Lebanon looked inwards, at its internal sectarian divisions, its divided cities. If Syria called itself the "beating heart of Arabism", Lebanon was content to be "the only democracy in the Middle East" - though both claims were happier on paper than they were on the ground. Syrian populism challenged Lebanese individualism. Saghieh claims that Syria was formed on the national model of Germany or Italy, while Lebanon was inspired by the political pacts that created Switzerland and Belgium. Syria has its own confessional divisions - I used to watch the pained expressions of its ministers whenever I mentioned the unmentionable: the Alawite faith of the President, the Kurds, the Sunni majority. But these divisions are to be ignored. Lebanon is Eve, the seducer. Syria is Adam. And Eve was once part of Adam's body.

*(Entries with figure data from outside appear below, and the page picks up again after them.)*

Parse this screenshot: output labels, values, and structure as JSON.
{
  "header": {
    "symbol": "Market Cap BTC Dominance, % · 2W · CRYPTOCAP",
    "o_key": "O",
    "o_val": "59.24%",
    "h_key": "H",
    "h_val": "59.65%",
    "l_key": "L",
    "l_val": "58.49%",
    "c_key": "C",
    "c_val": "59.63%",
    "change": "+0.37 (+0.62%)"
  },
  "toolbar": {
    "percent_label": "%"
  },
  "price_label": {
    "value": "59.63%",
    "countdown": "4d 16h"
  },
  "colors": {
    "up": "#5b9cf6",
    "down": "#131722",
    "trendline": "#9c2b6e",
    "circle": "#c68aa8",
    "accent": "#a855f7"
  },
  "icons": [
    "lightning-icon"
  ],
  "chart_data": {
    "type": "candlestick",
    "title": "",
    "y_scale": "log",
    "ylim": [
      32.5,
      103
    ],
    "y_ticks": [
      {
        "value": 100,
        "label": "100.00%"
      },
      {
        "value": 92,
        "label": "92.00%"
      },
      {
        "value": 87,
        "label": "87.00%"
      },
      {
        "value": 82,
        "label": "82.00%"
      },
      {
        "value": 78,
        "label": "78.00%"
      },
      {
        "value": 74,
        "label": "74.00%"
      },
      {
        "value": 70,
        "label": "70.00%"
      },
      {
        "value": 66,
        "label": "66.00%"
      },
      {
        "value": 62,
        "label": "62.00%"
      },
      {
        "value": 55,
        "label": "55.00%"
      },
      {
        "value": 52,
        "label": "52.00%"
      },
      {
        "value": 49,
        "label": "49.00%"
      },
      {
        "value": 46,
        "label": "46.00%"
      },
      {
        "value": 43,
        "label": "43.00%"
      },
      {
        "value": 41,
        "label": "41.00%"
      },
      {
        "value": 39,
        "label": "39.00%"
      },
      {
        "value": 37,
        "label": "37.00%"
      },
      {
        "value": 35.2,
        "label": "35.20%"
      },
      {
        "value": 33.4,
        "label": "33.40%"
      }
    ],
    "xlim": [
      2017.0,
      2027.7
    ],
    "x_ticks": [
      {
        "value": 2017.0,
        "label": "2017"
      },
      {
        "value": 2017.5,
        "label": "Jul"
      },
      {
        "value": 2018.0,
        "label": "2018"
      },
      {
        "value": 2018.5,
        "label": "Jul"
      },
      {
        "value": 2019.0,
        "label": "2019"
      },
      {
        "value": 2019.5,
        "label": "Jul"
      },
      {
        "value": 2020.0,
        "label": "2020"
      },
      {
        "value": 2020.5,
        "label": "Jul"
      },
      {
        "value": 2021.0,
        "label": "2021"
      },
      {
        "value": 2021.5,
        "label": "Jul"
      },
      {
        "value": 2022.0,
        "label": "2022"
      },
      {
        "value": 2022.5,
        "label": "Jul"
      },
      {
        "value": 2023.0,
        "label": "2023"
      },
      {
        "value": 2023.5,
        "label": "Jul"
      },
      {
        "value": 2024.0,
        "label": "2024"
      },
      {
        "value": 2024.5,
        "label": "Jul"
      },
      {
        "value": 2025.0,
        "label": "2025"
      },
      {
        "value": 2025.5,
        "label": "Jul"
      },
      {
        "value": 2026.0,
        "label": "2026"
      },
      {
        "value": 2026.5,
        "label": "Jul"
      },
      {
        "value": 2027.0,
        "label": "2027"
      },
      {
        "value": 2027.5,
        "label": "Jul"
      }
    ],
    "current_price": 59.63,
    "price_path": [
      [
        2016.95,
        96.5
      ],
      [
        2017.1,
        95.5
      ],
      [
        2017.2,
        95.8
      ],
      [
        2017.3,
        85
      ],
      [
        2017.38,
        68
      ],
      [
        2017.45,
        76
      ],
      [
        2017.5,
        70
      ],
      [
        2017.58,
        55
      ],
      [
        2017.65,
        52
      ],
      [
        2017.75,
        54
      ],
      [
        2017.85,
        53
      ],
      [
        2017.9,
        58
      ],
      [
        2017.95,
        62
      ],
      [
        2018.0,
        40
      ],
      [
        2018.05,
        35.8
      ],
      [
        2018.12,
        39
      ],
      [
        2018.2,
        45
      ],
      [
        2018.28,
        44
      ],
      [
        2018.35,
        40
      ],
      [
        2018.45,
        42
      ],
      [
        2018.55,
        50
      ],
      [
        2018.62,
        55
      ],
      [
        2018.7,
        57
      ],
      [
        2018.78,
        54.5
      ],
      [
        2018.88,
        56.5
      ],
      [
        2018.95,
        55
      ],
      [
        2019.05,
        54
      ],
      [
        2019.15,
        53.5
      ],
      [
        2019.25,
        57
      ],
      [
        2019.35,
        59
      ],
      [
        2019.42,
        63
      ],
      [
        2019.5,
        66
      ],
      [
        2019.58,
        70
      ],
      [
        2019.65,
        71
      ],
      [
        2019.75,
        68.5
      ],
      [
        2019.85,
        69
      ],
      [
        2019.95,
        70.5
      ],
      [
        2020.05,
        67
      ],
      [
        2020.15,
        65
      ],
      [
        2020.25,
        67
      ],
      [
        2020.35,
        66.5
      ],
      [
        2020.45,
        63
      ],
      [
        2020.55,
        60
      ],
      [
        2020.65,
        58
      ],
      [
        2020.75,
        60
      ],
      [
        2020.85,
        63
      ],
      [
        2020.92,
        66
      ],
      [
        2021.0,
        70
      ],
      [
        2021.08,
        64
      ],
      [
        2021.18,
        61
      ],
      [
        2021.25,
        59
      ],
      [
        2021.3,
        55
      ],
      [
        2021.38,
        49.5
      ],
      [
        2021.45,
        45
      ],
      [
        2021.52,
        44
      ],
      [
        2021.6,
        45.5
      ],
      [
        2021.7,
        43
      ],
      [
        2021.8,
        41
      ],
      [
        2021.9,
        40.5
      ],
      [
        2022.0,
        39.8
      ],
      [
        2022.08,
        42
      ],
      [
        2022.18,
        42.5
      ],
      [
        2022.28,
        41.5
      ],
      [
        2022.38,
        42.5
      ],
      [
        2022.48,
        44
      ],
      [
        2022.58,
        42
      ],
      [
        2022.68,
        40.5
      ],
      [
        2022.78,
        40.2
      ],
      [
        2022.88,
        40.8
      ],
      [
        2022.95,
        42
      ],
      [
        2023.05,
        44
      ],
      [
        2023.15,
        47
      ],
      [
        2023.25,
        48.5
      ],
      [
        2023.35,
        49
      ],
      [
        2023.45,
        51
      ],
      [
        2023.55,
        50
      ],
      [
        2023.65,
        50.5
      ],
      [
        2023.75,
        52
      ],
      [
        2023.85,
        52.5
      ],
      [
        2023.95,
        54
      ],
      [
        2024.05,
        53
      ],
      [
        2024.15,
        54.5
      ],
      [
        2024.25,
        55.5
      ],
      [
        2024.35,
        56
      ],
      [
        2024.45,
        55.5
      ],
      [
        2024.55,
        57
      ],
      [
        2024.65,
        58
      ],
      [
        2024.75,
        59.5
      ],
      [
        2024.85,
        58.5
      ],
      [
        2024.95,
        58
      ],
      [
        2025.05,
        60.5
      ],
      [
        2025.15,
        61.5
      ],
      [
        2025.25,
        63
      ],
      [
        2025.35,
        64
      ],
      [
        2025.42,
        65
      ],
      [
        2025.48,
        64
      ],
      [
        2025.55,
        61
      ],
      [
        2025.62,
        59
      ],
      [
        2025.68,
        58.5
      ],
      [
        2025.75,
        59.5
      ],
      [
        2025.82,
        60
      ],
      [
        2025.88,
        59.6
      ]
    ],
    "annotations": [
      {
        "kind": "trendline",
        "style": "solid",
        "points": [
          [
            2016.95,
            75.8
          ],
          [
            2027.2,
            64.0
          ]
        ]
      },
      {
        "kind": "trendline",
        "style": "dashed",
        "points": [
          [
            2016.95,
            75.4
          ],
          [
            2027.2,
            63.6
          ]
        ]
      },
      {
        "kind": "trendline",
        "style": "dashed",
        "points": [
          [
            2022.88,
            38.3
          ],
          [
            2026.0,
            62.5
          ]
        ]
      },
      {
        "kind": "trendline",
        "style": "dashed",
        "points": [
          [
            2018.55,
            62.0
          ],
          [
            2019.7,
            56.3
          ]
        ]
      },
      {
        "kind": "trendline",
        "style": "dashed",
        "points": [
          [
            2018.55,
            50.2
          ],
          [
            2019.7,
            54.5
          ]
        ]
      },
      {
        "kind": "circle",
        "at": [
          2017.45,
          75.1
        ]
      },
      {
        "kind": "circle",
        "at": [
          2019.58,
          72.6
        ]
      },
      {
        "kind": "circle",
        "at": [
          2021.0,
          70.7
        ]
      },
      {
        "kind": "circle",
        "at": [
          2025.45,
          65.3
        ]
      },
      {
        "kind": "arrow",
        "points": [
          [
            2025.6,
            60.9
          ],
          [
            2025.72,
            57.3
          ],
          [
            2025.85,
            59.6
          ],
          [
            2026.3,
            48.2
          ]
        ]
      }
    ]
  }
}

But into the Middle East we have again sent our military forces, in unprecedented numbers, and given our Israeli allies weapons in unprecedented numbers. And the Muslims - you can see their faithful reflection in the lakes and rivers of Lebanon - appear to be winning the war. We have been engulfed in Iraq and are being crushed in southern Afghanistan. Israel was defeated by Hizbollah and cannot suppress the Palestinian intifada. Civil wars or near civil wars have broken out in the lands of our occupation.

And now the same fate taps Lebanon on the shoulder. Oh yes, America will stand firmly at the side of Siniora's democratically elected government against Iran's axis of evil and the devil-Baathists of Syria. But Siniora, "our man" in Lebanon, is in deep trouble.

What we are watching across the whole region is the steady but increasing collapse of American imperial power. It will not be a joyous event. It may prove to be terrifying. It will definitely be bloody. And Lebanon may now be the mirror that proves it all true.